Media Groups Lambaste Increasing Media Repression in Negros Island

Source: Center for Media Freedom and Responsibility
November 11, 2002

The media community of Negros Island, central Philippines, decried the rising wave of media repression there, in light of two recent cases of alleged harassment of two local journalists by local government and military officials.

Along with other media groups, the National Union of Journalists of the Philippines (NUJP) said that local officials of Canlaon City in Negros Oriental and a group of military officers could be involved in the reported abduction of journalist Edmund Sestoso last October 23, 2002.

Sestoso is the chief of “The Visayas Daily Courier” news bureau in Bacolod City, Negros Oriental, and a commentator of local radio station DYSR.

The abduction of Sestoso occurred ten days after a correspondent of the same paper, Carl Vanzales, was allegedly harassed by military men and a rebel returnee last October 13.

Ronilo Cadigal, the rebel returnee, was implicated in both cases. Cadigal, whom NUJP National Chair Edgar Cadagat said has close ties with the ruling Cardenas clan in Canlaon City, implicated several persons in the assassination of former mayor and then vice-mayor Jose Cardenas.

The present mayor of the city, Judith Cardenas, was the wife of the slain Cardenas. Sestoso was brought to her after Cadigal and his group abducted Sestoso, NUJP alleged.

NUJP said in a press statement that Cadigal and three armed companions fetched Sestoso from his house in Dumaguete City, Negros Occidental on the pretense that Cadigal was going to have a press conference in nearby Sibuyan village. Instead of going to a press conference in Sibuyan however, Sestoso was brought to Mayor Cardenas in Canlaon City, about a hundred kilometers from Dumaguete.

Cardenas, Cadagat said, did not like the negative reports in Sestoso’s paper on the case the Cardenases had filed against the alleged killers of Jose Cardenas. Cadigal’s naming of several personalities as behind the killing of the former mayor was politically motivated, the NUJP alleged, since some of those personalities are political opponents of the Cardenases.

After meeting the mayor, Sestoso was reportedly brought to a government-owned pension house where he spent the night of October 23, and released a day later.

Ten days before the alleged abduction of Sestoso, two soldiers and Cadigal allegedly harassed Vanzales after the latter photographed them while in the government vehicle Cadigal and his group were illegally using in Canlaon City. Cadagat said the men on board the vehicle trailed Vanzales to the “Courier” office in Bacolod City and posted themselves in front of the office. Afraid for their safety, “Courier” staff members asked for police assistance.

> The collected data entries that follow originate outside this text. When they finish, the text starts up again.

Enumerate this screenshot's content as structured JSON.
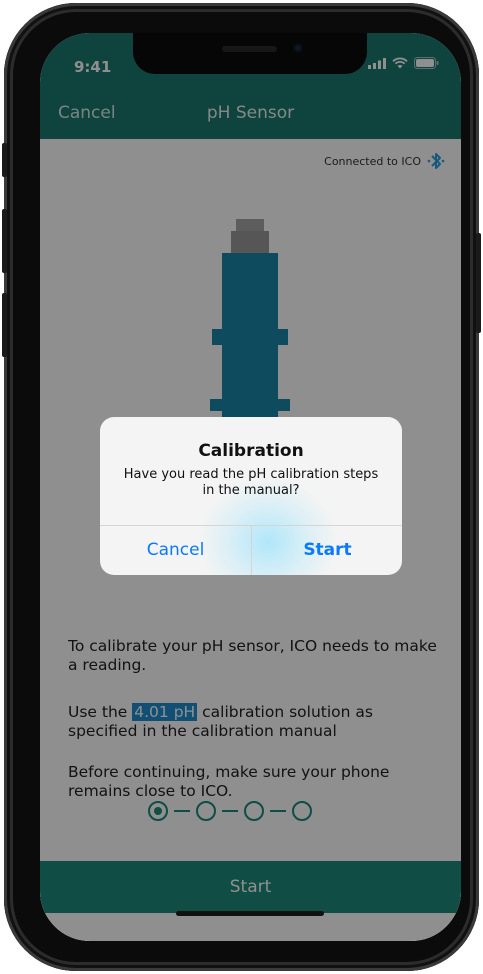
{
  "status_bar": {
    "time": "9:41"
  },
  "nav": {
    "cancel_label": "Cancel",
    "title": "pH Sensor"
  },
  "connection": {
    "text": "Connected to ICO",
    "icon": "bluetooth-icon",
    "icon_color": "#2a9fe0"
  },
  "instructions": {
    "p1": "To calibrate your pH sensor, ICO needs to make a reading.",
    "p2_before": "Use the ",
    "p2_highlight": "4.01 pH",
    "p2_after": " calibration solution as specified in the calibration manual",
    "p3": "Before continuing, make sure your phone remains close to ICO."
  },
  "progress": {
    "total_steps": 4,
    "current_step": 1
  },
  "bottom_button": {
    "label": "Start"
  },
  "alert": {
    "title": "Calibration",
    "message": "Have you read the pH calibration steps in the manual?",
    "cancel_label": "Cancel",
    "confirm_label": "Start"
  },
  "colors": {
    "brand": "#1c8a7c",
    "accent": "#1f8fcf",
    "ios_blue": "#0a7aff"
  }
}
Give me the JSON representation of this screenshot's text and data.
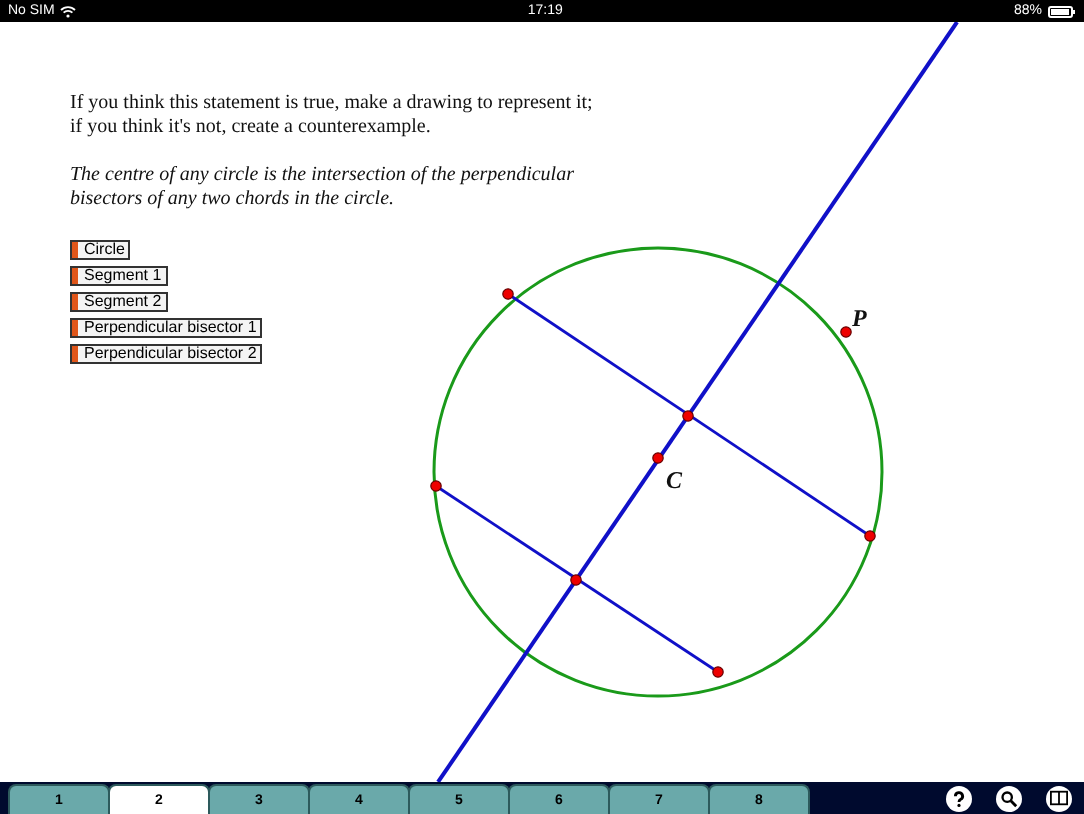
{
  "status_bar": {
    "carrier": "No SIM",
    "time": "17:19",
    "battery": "88%"
  },
  "instructions": [
    "If you think this statement is true, make a drawing to represent it;",
    "if you think it's not, create a counterexample."
  ],
  "statement": [
    "The centre of any circle is the intersection of the perpendicular",
    "bisectors of any two chords in the circle."
  ],
  "objects": [
    {
      "label": "Circle"
    },
    {
      "label": "Segment 1"
    },
    {
      "label": "Segment 2"
    },
    {
      "label": "Perpendicular bisector 1"
    },
    {
      "label": "Perpendicular bisector 2"
    }
  ],
  "point_labels": [
    {
      "text": "C"
    },
    {
      "text": "P"
    }
  ],
  "tabs": [
    {
      "label": "1",
      "selected": false
    },
    {
      "label": "2",
      "selected": true
    },
    {
      "label": "3",
      "selected": false
    },
    {
      "label": "4",
      "selected": false
    },
    {
      "label": "5",
      "selected": false
    },
    {
      "label": "6",
      "selected": false
    },
    {
      "label": "7",
      "selected": false
    },
    {
      "label": "8",
      "selected": false
    }
  ],
  "toolbar": [
    {
      "kind": "help"
    },
    {
      "kind": "zoom"
    },
    {
      "kind": "book"
    }
  ]
}
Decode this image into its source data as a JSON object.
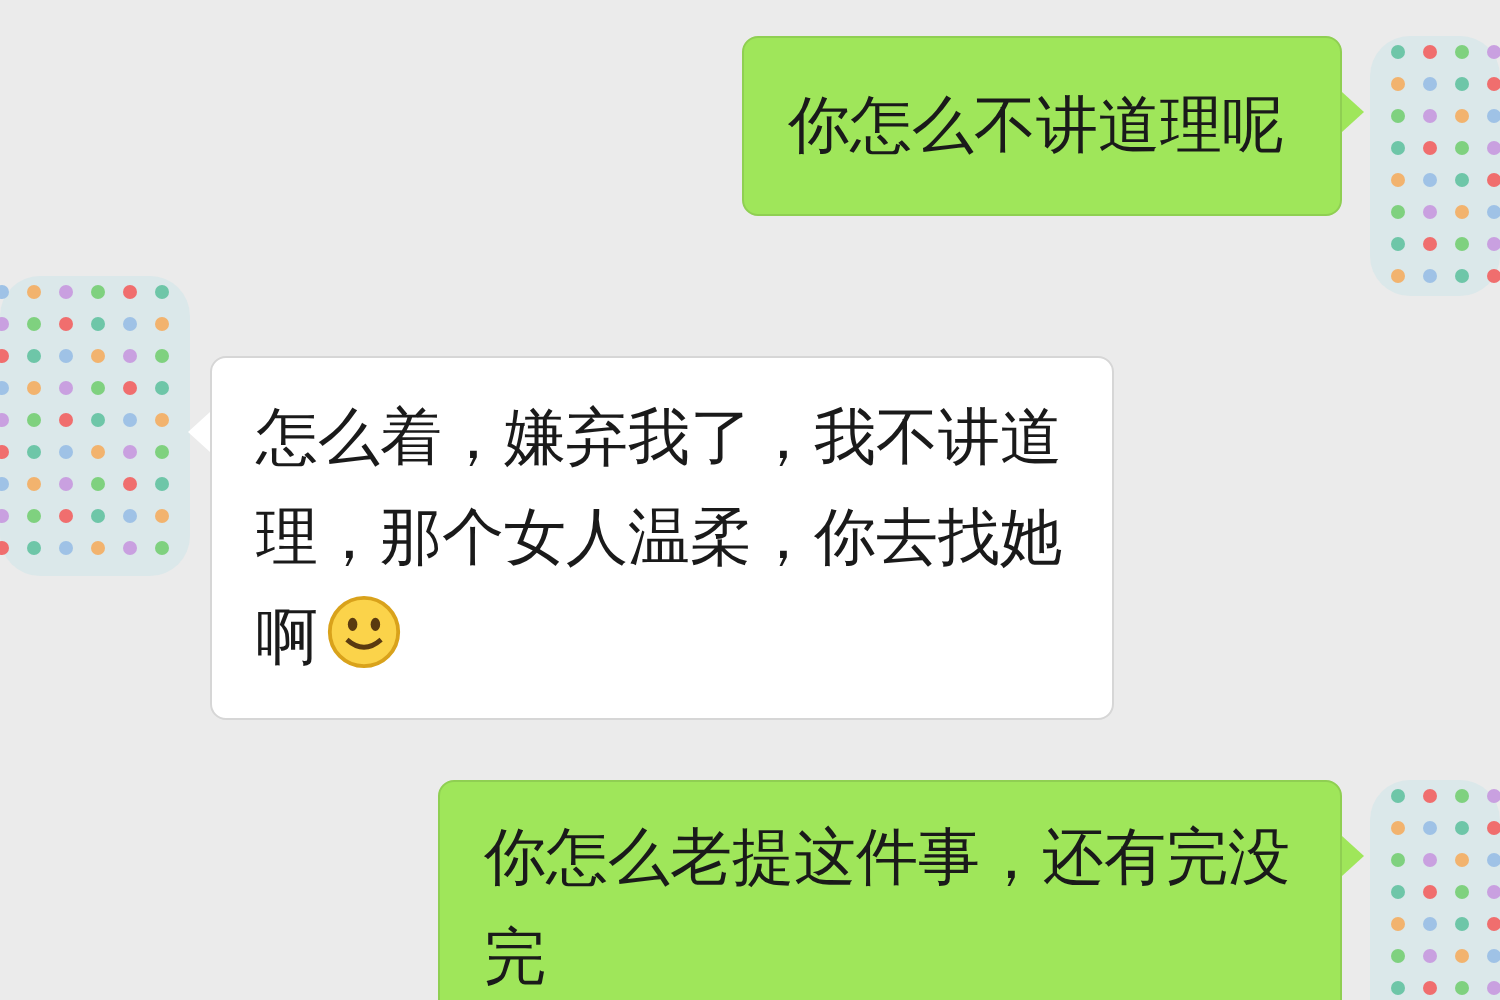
{
  "messages": [
    {
      "kind": "sent",
      "text": "你怎么不讲道理呢",
      "emoji": false
    },
    {
      "kind": "received",
      "text": "怎么着，嫌弃我了，我不讲道理，那个女人温柔，你去找她啊",
      "emoji": true
    },
    {
      "kind": "sent",
      "text": "你怎么老提这件事，还有完没完",
      "emoji": false
    }
  ]
}
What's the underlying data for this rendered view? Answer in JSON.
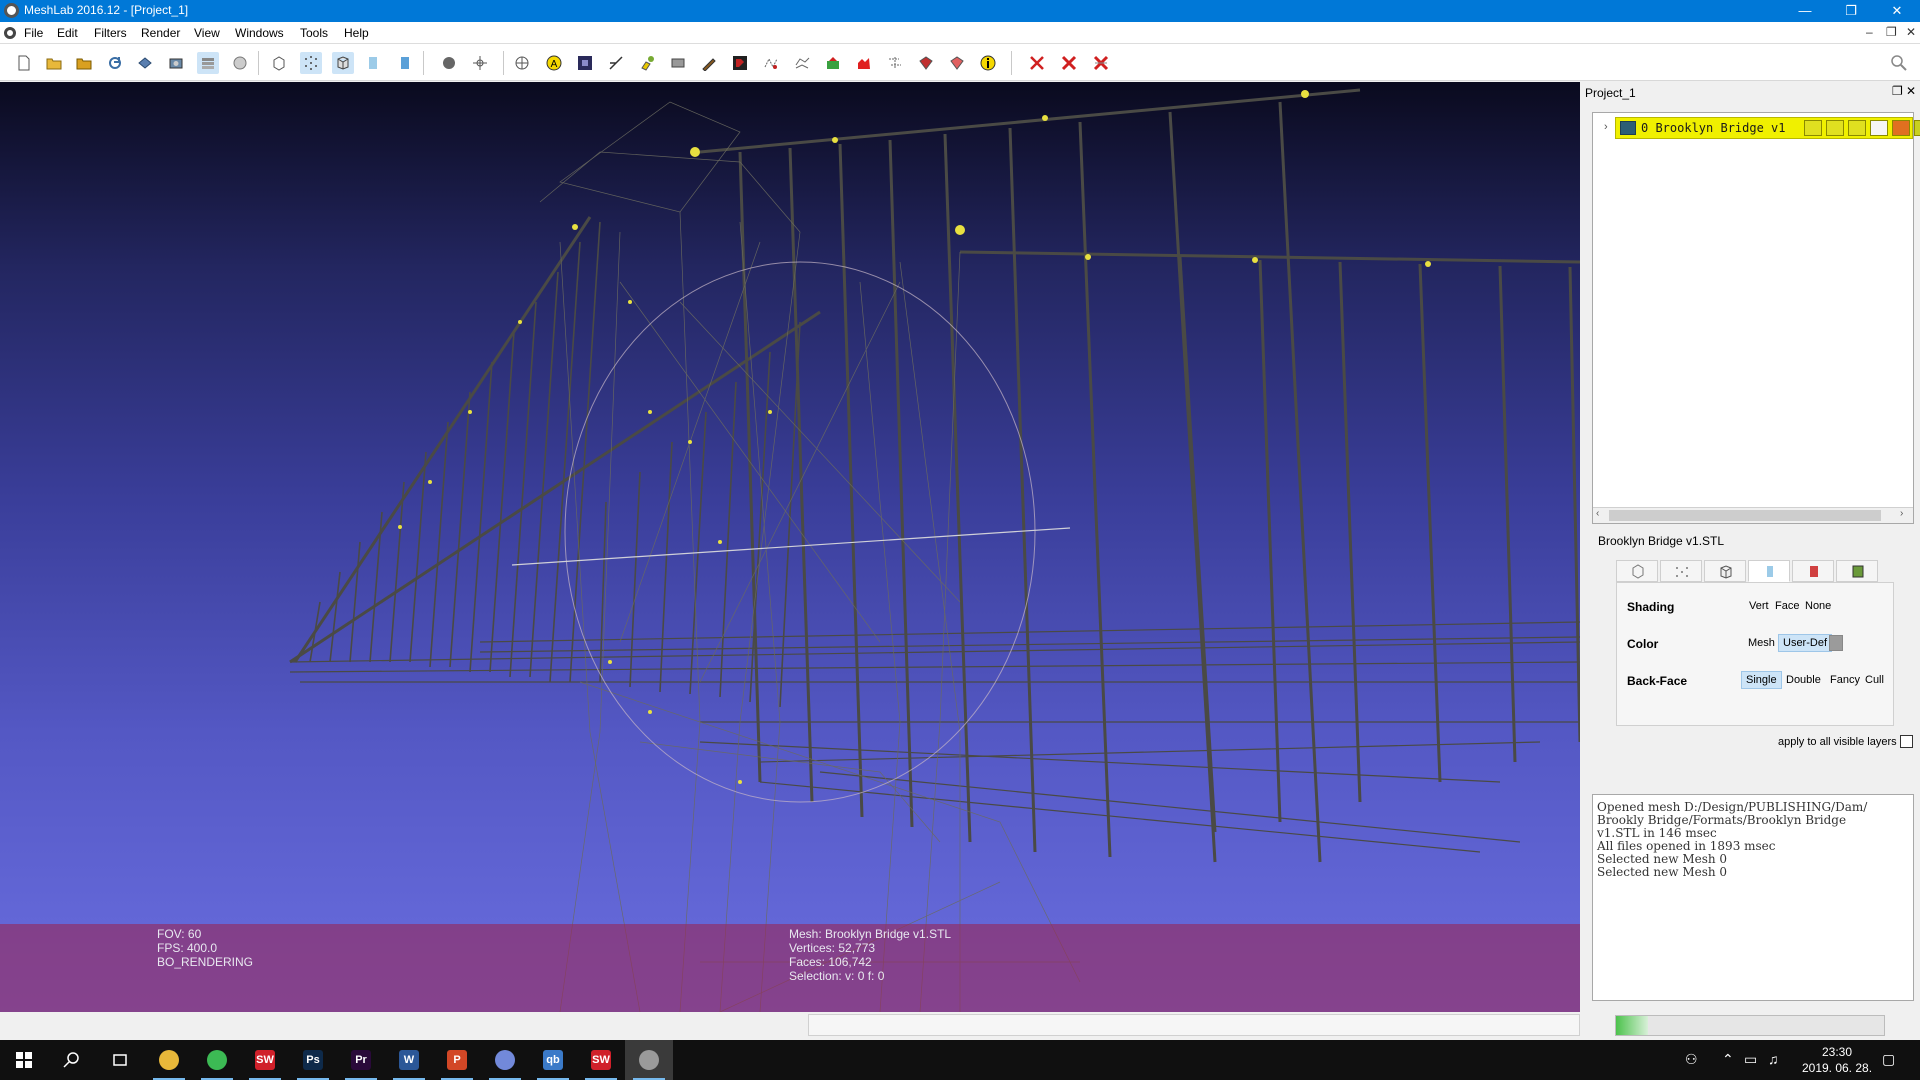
{
  "window": {
    "title": "MeshLab 2016.12 - [Project_1]",
    "minimize": "—",
    "maximize": "❐",
    "close": "✕"
  },
  "menu": {
    "items": [
      "File",
      "Edit",
      "Filters",
      "Render",
      "View",
      "Windows",
      "Tools",
      "Help"
    ],
    "mdi_min": "–",
    "mdi_restore": "❐",
    "mdi_close": "✕"
  },
  "toolbar": {
    "icons": [
      "new-project-icon",
      "open-project-icon",
      "import-mesh-icon",
      "reload-icon",
      "save-snapshot-icon",
      "snapshot-icon",
      "layers-icon",
      "raster-icon",
      "bounding-box-icon",
      "points-icon",
      "wireframe-icon",
      "flat-icon",
      "smooth-icon",
      "light-icon",
      "transform-icon",
      "manipulator-icon",
      "annotate-icon",
      "texture-icon",
      "measure-icon",
      "paint-icon",
      "brush-icon",
      "color-picker-icon",
      "select-vertices-icon",
      "select-faces-icon",
      "select-connected-icon",
      "georef-icon",
      "zoom-region-icon",
      "align-icon",
      "pick-points-icon",
      "info-icon",
      "delete-vertices-icon",
      "delete-faces-icon",
      "delete-all-icon"
    ],
    "search_icon": "search-icon"
  },
  "viewport": {
    "fov_line": "FOV: 60",
    "fps_line": "FPS:   400.0",
    "render_mode": "BO_RENDERING",
    "mesh_line": "Mesh: Brooklyn Bridge v1.STL",
    "vertices_line": "Vertices: 52,773",
    "faces_line": "Faces: 106,742",
    "selection_line": "Selection: v: 0 f: 0"
  },
  "dock": {
    "title": "Project_1",
    "layer": {
      "label": "0 Brooklyn Bridge v1"
    },
    "render": {
      "title": "Brooklyn Bridge v1.STL",
      "shading_label": "Shading",
      "shading_options": [
        "Vert",
        "Face",
        "None"
      ],
      "color_label": "Color",
      "color_options": [
        "Mesh",
        "User-Def"
      ],
      "color_selected": "User-Def",
      "backface_label": "Back-Face",
      "backface_options": [
        "Single",
        "Double",
        "Fancy",
        "Cull"
      ],
      "backface_selected": "Single",
      "apply_all_label": "apply to all visible layers",
      "apply_all_checked": false,
      "swatch_color": "#9b9b9b"
    },
    "log": [
      "Opened mesh D:/Design/PUBLISHING/Dam/",
      "Brookly Bridge/Formats/Brooklyn Bridge",
      "v1.STL in 146 msec",
      "All files opened in 1893 msec",
      "Selected new Mesh 0",
      "Selected new Mesh 0"
    ],
    "progress_fraction": 0.12
  },
  "taskbar": {
    "time": "23:30",
    "date": "2019. 06. 28.",
    "apps": [
      {
        "name": "file-explorer-icon",
        "glyph": "",
        "color": "#e8b83a"
      },
      {
        "name": "chrome-icon",
        "glyph": "",
        "color": "#3cba54"
      },
      {
        "name": "solidworks-icon",
        "glyph": "SW",
        "color": "#d0202a"
      },
      {
        "name": "photoshop-icon",
        "glyph": "Ps",
        "color": "#0e2a4a"
      },
      {
        "name": "premiere-icon",
        "glyph": "Pr",
        "color": "#2a0a3a"
      },
      {
        "name": "word-icon",
        "glyph": "W",
        "color": "#2b5797"
      },
      {
        "name": "powerpoint-icon",
        "glyph": "P",
        "color": "#d24726"
      },
      {
        "name": "discord-icon",
        "glyph": "",
        "color": "#7289da"
      },
      {
        "name": "qbittorrent-icon",
        "glyph": "qb",
        "color": "#3b7ac8"
      },
      {
        "name": "solidworks-icon-2",
        "glyph": "SW",
        "color": "#d0202a"
      },
      {
        "name": "meshlab-icon",
        "glyph": "",
        "color": "#9a9a9a"
      }
    ]
  },
  "colors": {
    "titlebar": "#0078d7",
    "layer_highlight": "#f0f000",
    "overlay": "#96285a",
    "viewport_top": "#0a0a1e",
    "viewport_bottom": "#6a6ee0"
  }
}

The police, Cadagat said, arrested only one of the two soldiers. The other fled when asked to contact their officer. Later, during the investigation in the local precinct, Inspector Jonathan Lorilla, the head of the team that went to the “Courier” office, was repeatedly called several times in his cellular phone. After each call, Cadagat said, Lorilla would ask Vanzales and his “Courier” colleagues to drop their complaint against the two soldiers and instead settle it amicably.

According to Cadagat, Lorilla confiscated the IDs of the soldiers, but these were never shown to Vanzales and company. As of press time, the NUJP was still trying to determine the identities of the two soldiers.

Cadagat was quoted in the web-based news site “Bulatlat.com” as saying that the same soldiers were also after Vanzales because of his critical reports against Canlaon City government officials, including Cardenas.

“Bulatlat.com” also quoted a military official in Negros who denied that the two soldiers were in the active or past rosters of enlisted men, and who said that the incident “was a communist propaganda gimmick.”

Sesteso initially denied that he had been waylaid by Cadigal and his group, and said that he had only been “invited” by Cadigal. However, Cadagat said that Sestoso later admitted to him that it was an abduction. Sestoso also confirmed that there was “an element of abduction” when the Center for Media Freedom and Responsibility (CMFR) interviewed him by phone last November 7. Sestoso, however, refused to give other details regarding the incident.

On the other hand, Cadigal, was quoted by the “Sun.Star Dumaguete” last October 30 as denying that he abducted Sestoso and that what took place was a meeting between him and the bureau chief.